Flat rate's strength and its weakness are the same fact: every dollar is worth the same. That makes pay easy to predict and hard to dispute, but it also means the plan does nothing special to pull a rep past quota — the top performer and an average rep earn the same rate on every deal. For a simple or early-stage team, that trade is often worth it. For a team that wants to reward stretch or protect margin, the unused incentive is the reason to graduate to a tiered or margin-based structure.
How Visdum handles flat rate commission
Flat rate is the one structure simple enough to run in a spreadsheet — until splits, clawbacks, multiple products, or a mid-year move to tiers enter the picture. Visdum calculates flat-rate commission from live CRM data and shows each rep a clear, deal-by-deal statement, and because the structure is just a plan setting, moving from flat to tiered later is a configuration change rather than a rebuild. It keeps the simplicity flat rate is chosen for while removing the manual reconciliation that even simple plans accumulate.
Take a self-guided product tour → to see commission structures in action, or read how to calculate sales commissions for SaaS.
Related terms
Commission Structure · Tiered Commission · Sales Commission · Gross Margin Commission · Effective Commission Rate
Calculate your OTE in 30 seconds
Frequently asked questions
What is flat rate commission?
Flat rate commission is a structure that pays the same commission percentage on every sale, regardless of how much a rep has sold. If the rate is 6%, the rep earns 6% on their first deal and 6% on their largest, with no change based on volume or attainment. It is the simplest way to structure commission, valued for being transparent and easy to administer.
How do you calculate flat rate commission?

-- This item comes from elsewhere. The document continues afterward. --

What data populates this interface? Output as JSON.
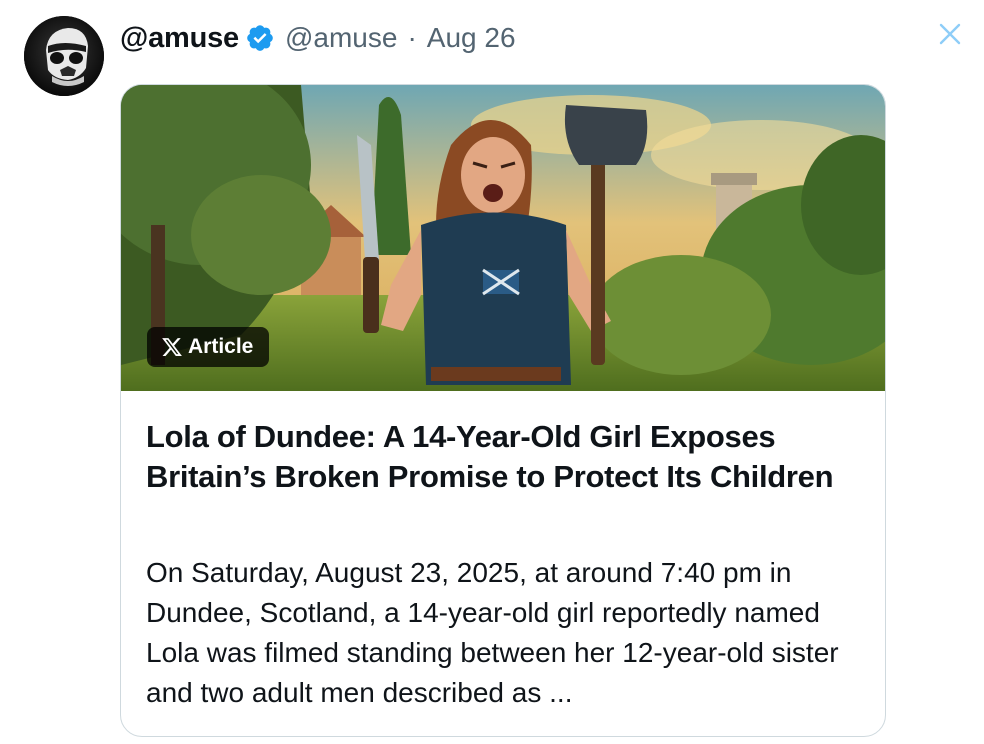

With a flat rate, you multiply the commission percentage by the deal value. A rep on a 6% flat rate who closes $40,000 earns $2,400; on a $100,000 deal they earn $6,000 — the same 6% throughout. There are no bands or thresholds to track, which is what makes flat-rate plans simple to calculate and predict.
What is the difference between flat rate and tiered commission?
A flat rate applies one constant percentage to every sale; a tiered structure raises the rate across bands of performance, so higher attainment earns a higher rate. Flat is simpler and more predictable, but gives no extra reward for overperformance; tiered rewards stretch but is more complex to run. The choice trades administrative simplicity against stronger incentives for top performers.
When should you use flat rate commission?
Flat rate suits transactional, high-velocity sales where deals are similar in size and simplicity matters, and it works well for newer teams that need a plan everyone can understand. It is less suited to environments where you want to push reps past quota, since it offers no accelerating reward — a tiered or accelerator-based structure fits better there.
What are the drawbacks of flat rate commission?
The main drawback is that it does not reward overperformance: the top rep and an average rep earn the same rate on every dollar, so there is no built-in pull to exceed quota. For teams that want to motivate stretch or reward the best performers disproportionately, a flat rate leaves that lever unused, which is why many growth-stage teams eventually move to tiered structures.
Is flat rate commission a good structure?
It can be, especially for simple or early-stage sales teams where predictability and clarity matter more than fine-tuned incentives. A flat rate is easy to communicate, hard to dispute, and simple to budget. As a team matures and wants to reward overperformance or protect margin, layering on tiers, accelerators, or margin-based rates usually becomes worthwhile.